Jackson's right hand moved to the sheets, rested there, fingers spread.

'Say it plainly.'

'A formal Protest to the Senate. Not a defence of the removal — an assertion that the Senate has exceeded its authority. That censure without trial, without charge, without any of the forms of impeachment, is itself an usurpation.' Taney's voice slowed, each word set down with the care of a man who knows he is drafting doctrine rather than argument. 'The executive power is vested in the President alone. The Senate may advise. It may refuse confirmation. It may impeach, through the House, by the prescribed method. What it may not do is pronounce judgment upon an executive act by resolution. That is not legislation. It is not trial. It is nothing the Constitution authorises or contemplates.'

'And you will write it.'

'If you authorise me to.'

Jackson took up the pen. His fingers seized around it at once, and he had to flex them twice — open, close, open — before the tendons released enough to hold the quill. He made a short mark at the top of Taney's first sheet. Not a signature. A line.

'Write it,' he said.

Taney took the sheets back without comment.

'It will not stop the vote,' Jackson said.

'No, General. It will not.'

'Clay will pass his censure.'

'He will.'

The fire snapped. Outside, frozen gravel crunched once under a boot — a sentry making his round — and then silence came back.

'And your confirmation,' Jackson said. 'What do you reckon they will do with that?'

Taney folded the sheets and replaced them in his coat. His expression gave nothing. 'I reckon,' he said, 'that is a question for another evening.'

He rose, buttoned his coat to the collar, and reached for his hat. At the door he paused with one hand on the frame, his back to the room.
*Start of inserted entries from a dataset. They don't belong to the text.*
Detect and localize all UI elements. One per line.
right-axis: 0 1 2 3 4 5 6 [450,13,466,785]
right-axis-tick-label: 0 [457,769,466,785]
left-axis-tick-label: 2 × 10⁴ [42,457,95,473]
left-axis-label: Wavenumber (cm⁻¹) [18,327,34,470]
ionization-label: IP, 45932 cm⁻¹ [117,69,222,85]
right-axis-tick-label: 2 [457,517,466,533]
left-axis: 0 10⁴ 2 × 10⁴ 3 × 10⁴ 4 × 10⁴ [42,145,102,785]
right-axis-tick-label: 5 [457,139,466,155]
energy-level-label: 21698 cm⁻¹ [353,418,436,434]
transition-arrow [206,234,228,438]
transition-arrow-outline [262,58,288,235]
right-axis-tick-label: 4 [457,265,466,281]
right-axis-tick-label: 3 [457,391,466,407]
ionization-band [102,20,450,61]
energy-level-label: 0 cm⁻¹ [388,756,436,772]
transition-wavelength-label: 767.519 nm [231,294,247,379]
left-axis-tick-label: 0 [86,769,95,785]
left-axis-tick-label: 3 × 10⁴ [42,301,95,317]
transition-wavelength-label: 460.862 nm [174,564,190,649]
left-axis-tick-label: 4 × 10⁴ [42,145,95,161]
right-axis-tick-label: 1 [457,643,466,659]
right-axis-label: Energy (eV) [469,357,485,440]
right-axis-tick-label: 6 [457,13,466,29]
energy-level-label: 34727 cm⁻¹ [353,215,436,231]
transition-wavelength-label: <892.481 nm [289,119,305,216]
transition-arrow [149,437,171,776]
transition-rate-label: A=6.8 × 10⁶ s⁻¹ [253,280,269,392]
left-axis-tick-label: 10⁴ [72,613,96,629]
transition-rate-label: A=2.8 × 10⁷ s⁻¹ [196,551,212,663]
'The Protest will be ready when you need it.'

He was drawing on his second glove when the footstep came — quick, deliberate, from the end of the corridor — and Donelson appeared behind him, a sealed dispatch in hand, his breath coming short as though he had taken the stairs at a run.

'A rider from the Capitol, sir.' He looked past Taney to Jackson. 'Senator Clay has moved the censure resolution to the calendar. The debate opens Monday.'

Taney's hands went still on the glove. He did not turn.

In the bed, Jackson said nothing. The fire burned. The cedar smoke thickened in the close air, and the room held both men in their separate silences — Taney at the threshold, one hand raised, the other at his side; Jackson against his pillows, his eyes open and fixed on something that was not in the room.

Monday. Four days. And somewhere on the road between Philadelphia and Washington, Biddle's agents were already moving — carrying instructions, calling notes, drawing the noose another increment tighter before the Senate could even open its mouth to pronounce the knot legitimate.